とここまで考えてきて、この三作品を同時に読んだら、もしかしてすごい化学反応が起こるかもしれないなあと、はたと気づいたのでした。

僕のような大人にとって、初めの二冊は時代背景、歴史、作者の思想と切り離して捉えることができない作品です。故に頭の中で絶対に交わらない。

しかし、彼女にとって小説はそのような「歴史」という物語を背後に持たないものとして興味の対象となりえています。「大きな歴史」の終わった脱近代的社会で生きている我々としては、ある意味自然な興味の持ち方であるともいえるのではないでしょうか。

彼女にしてみればその都度ちょっと興味をもった作品に過ぎないのでしょうが、固定観念に縛られないこのような読書をしていくことで、彼女に何か新しい可能性が生まれるかもしれない、となんとなく思ったのでした。

今の中学生をなめてはいけません。

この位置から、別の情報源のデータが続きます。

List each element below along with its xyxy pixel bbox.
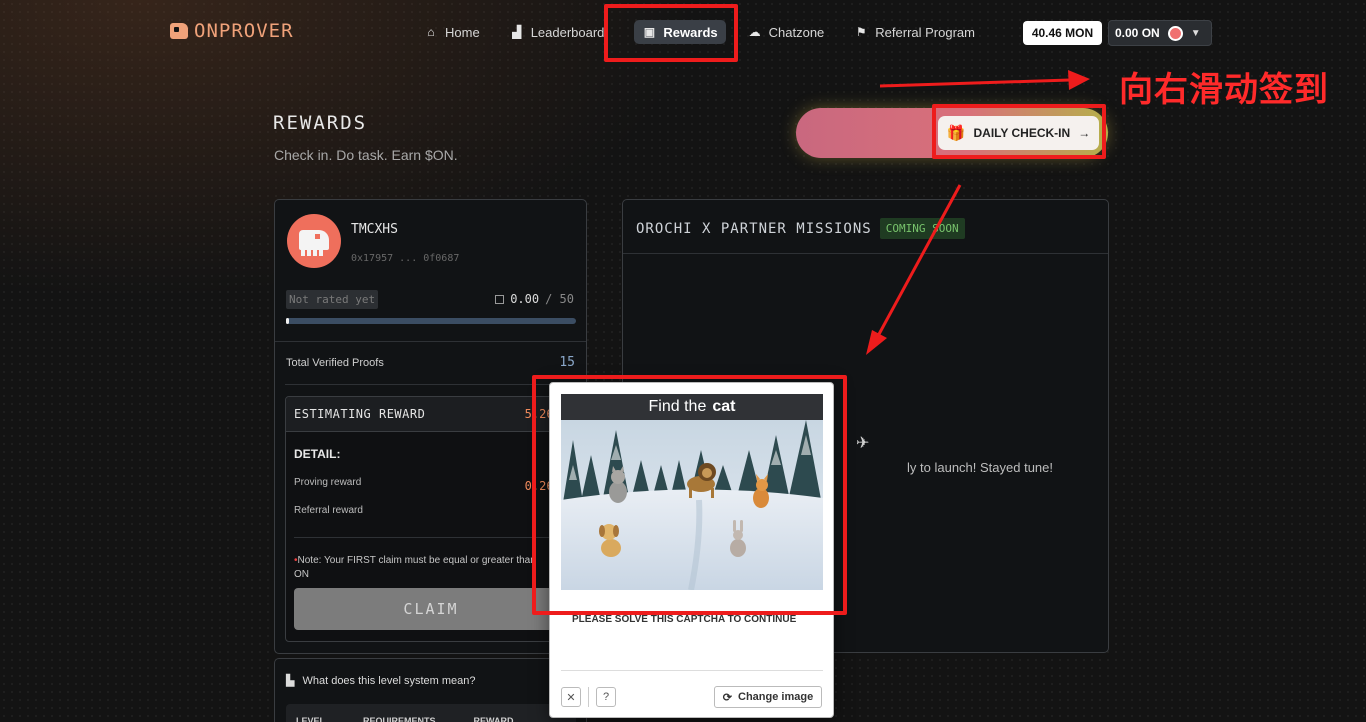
estimate-reward-panel: ESTIMATING REWARD 5.2678 DETAIL: Proving… — [285, 396, 577, 642]
detail-title: DETAIL: — [294, 447, 341, 461]
skull-eye — [315, 234, 320, 239]
drone-icon: ✈ — [856, 435, 870, 452]
divider — [588, 687, 589, 707]
flag-icon: ⚑ — [855, 25, 867, 39]
divider — [561, 670, 823, 671]
estimate-title: ESTIMATING REWARD — [294, 407, 426, 421]
help-button[interactable]: ? — [596, 687, 616, 707]
column-reward: REWARD — [473, 716, 514, 722]
top-nav: ⌂ Home ▟ Leaderboard ▣ Rewards ☁ Chatzon… — [424, 20, 1005, 44]
user-avatar — [287, 214, 341, 268]
level-question[interactable]: ▙ What does this level system mean? — [286, 674, 476, 688]
proving-reward-label: Proving reward — [294, 477, 362, 488]
progress-value: 0.00 — [510, 292, 540, 306]
nav-rewards[interactable]: ▣ Rewards — [634, 20, 726, 44]
divider — [275, 341, 586, 342]
column-requirements: REQUIREMENTS — [363, 716, 436, 722]
note-text: Note: Your FIRST claim must be equal or … — [297, 555, 536, 566]
nav-home-label: Home — [445, 24, 480, 40]
captcha-target: cat — [712, 398, 736, 415]
nav-home[interactable]: ⌂ Home — [424, 20, 480, 44]
level-table-header: LEVEL REQUIREMENTS REWARD — [286, 704, 576, 722]
nav-leaderboard-label: Leaderboard — [530, 24, 605, 40]
logo-text: ONPROVER — [194, 20, 294, 42]
divider — [285, 384, 577, 385]
wallet-menu[interactable]: 0.00 ON ▼ — [1108, 20, 1212, 46]
chat-icon: ☁ — [748, 25, 761, 39]
change-image-label: Change image — [738, 691, 814, 703]
note-suffix: ON — [294, 569, 309, 580]
on-balance: 0.00 ON — [1115, 26, 1160, 40]
captcha-prompt: Find the cat — [561, 394, 823, 420]
arrow-right-icon: → — [1078, 126, 1091, 140]
estimate-header: ESTIMATING REWARD 5.2678 — [286, 397, 576, 432]
level-system-card: ▙ What does this level system mean? LEVE… — [274, 658, 587, 722]
divider — [294, 537, 570, 538]
claim-note: •Note: Your FIRST claim must be equal or… — [294, 554, 564, 582]
mon-balance[interactable]: 40.46 MON — [1023, 21, 1102, 45]
ticket-icon: ▣ — [643, 25, 656, 39]
nav-referral-label: Referral Program — [875, 24, 975, 40]
wallet-avatar — [1167, 25, 1183, 41]
username: TMCXHS — [351, 222, 398, 237]
refresh-icon: ⟳ — [722, 691, 733, 704]
progress-bar — [286, 318, 576, 324]
progress-fill — [286, 318, 289, 324]
logo[interactable]: ONPROVER — [170, 20, 294, 42]
skull-teeth — [301, 250, 325, 256]
nav-referral[interactable]: ⚑ Referral Program — [854, 20, 975, 44]
gift-icon: 🎁 — [946, 125, 966, 142]
wallet-address[interactable]: 0x17957 ... 0f0687 — [351, 253, 459, 264]
progress-readout: 0.00 / 50 — [495, 292, 574, 306]
captcha-status: PLEASE SOLVE THIS CAPTCHA TO CONTINUE — [572, 614, 797, 625]
captcha-prompt-text: Find the — [648, 398, 707, 415]
rating-badge: Not rated yet — [286, 290, 379, 309]
change-image-button[interactable]: ⟳ Change image — [714, 686, 822, 708]
referral-reward-label: Referral reward — [294, 505, 363, 516]
captcha-image[interactable] — [561, 420, 823, 590]
nav-chatzone[interactable]: ☁ Chatzone — [748, 20, 825, 44]
claim-button[interactable]: CLAIM — [294, 588, 568, 630]
nav-chatzone-label: Chatzone — [768, 24, 825, 40]
column-level: LEVEL — [296, 716, 326, 722]
captcha-dialog: Find the cat PLEASE SOLVE THIS CAPTCHA T… — [549, 382, 834, 718]
podium-icon: ▟ — [512, 25, 522, 39]
info-icon — [495, 294, 505, 304]
close-button[interactable]: ✕ — [561, 687, 581, 707]
snow-scene-image — [561, 420, 823, 590]
daily-checkin-label: DAILY CHECK-IN — [973, 126, 1071, 140]
missions-title: OROCHI X PARTNER MISSIONS COMING SOON — [636, 218, 965, 239]
page-subtitle: Check in. Do task. Earn $ON. — [274, 147, 458, 163]
nav-rewards-label: Rewards — [663, 24, 718, 40]
coming-soon-badge: COMING SOON — [879, 218, 965, 239]
logo-icon — [170, 23, 188, 39]
divider — [623, 253, 1108, 254]
proofs-label: Total Verified Proofs — [286, 357, 384, 369]
home-icon: ⌂ — [427, 25, 435, 39]
proofs-value: 15 — [559, 355, 575, 370]
nav-leaderboard[interactable]: ▟ Leaderboard — [510, 20, 605, 44]
page-title: REWARDS — [273, 112, 368, 134]
level-question-text: What does this level system mean? — [302, 674, 476, 687]
progress-max: / 50 — [545, 292, 574, 306]
missions-title-text: OROCHI X PARTNER MISSIONS — [636, 220, 872, 237]
building-icon: ▙ — [286, 675, 295, 687]
chevron-down-icon: ▼ — [1190, 27, 1201, 39]
annotation-text: 向右滑动签到 — [1119, 70, 1329, 110]
dino-skull-icon — [299, 230, 329, 250]
profile-card: TMCXHS 0x17957 ... 0f0687 Not rated yet … — [274, 199, 587, 654]
daily-checkin-button[interactable]: 🎁 DAILY CHECK-IN → — [938, 116, 1099, 150]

ひょっとしたら新しい文学はこのような読書方法から生まれるかもしれないのですから。

彼女が口先だけでなく、自分のアンテナにひっかかったこれらの作品を実際に読んでくれることを望むばかりです。

そして大人が子供にできることとは、子供がちょっと興味本位で口にしたことを、実際に与えてやれることではないでしょうか。

○○さん、「私こんな文学にも興味を持っちゃってるちょっと知的好奇心のある子なのよ」で満足してしまうのではなく、実際に読んでみなさいね。それがあなたの「深さ」を創ることにつながると僕は信じているからです。同時にそれはあなたが「どこにでもいる中学生の一人としての自分」から、何か新しい可能性を持つ、「本物」になることでもあるのですから。

前二冊なら喜んで貸しますよ。ただし期末テストが終わってから。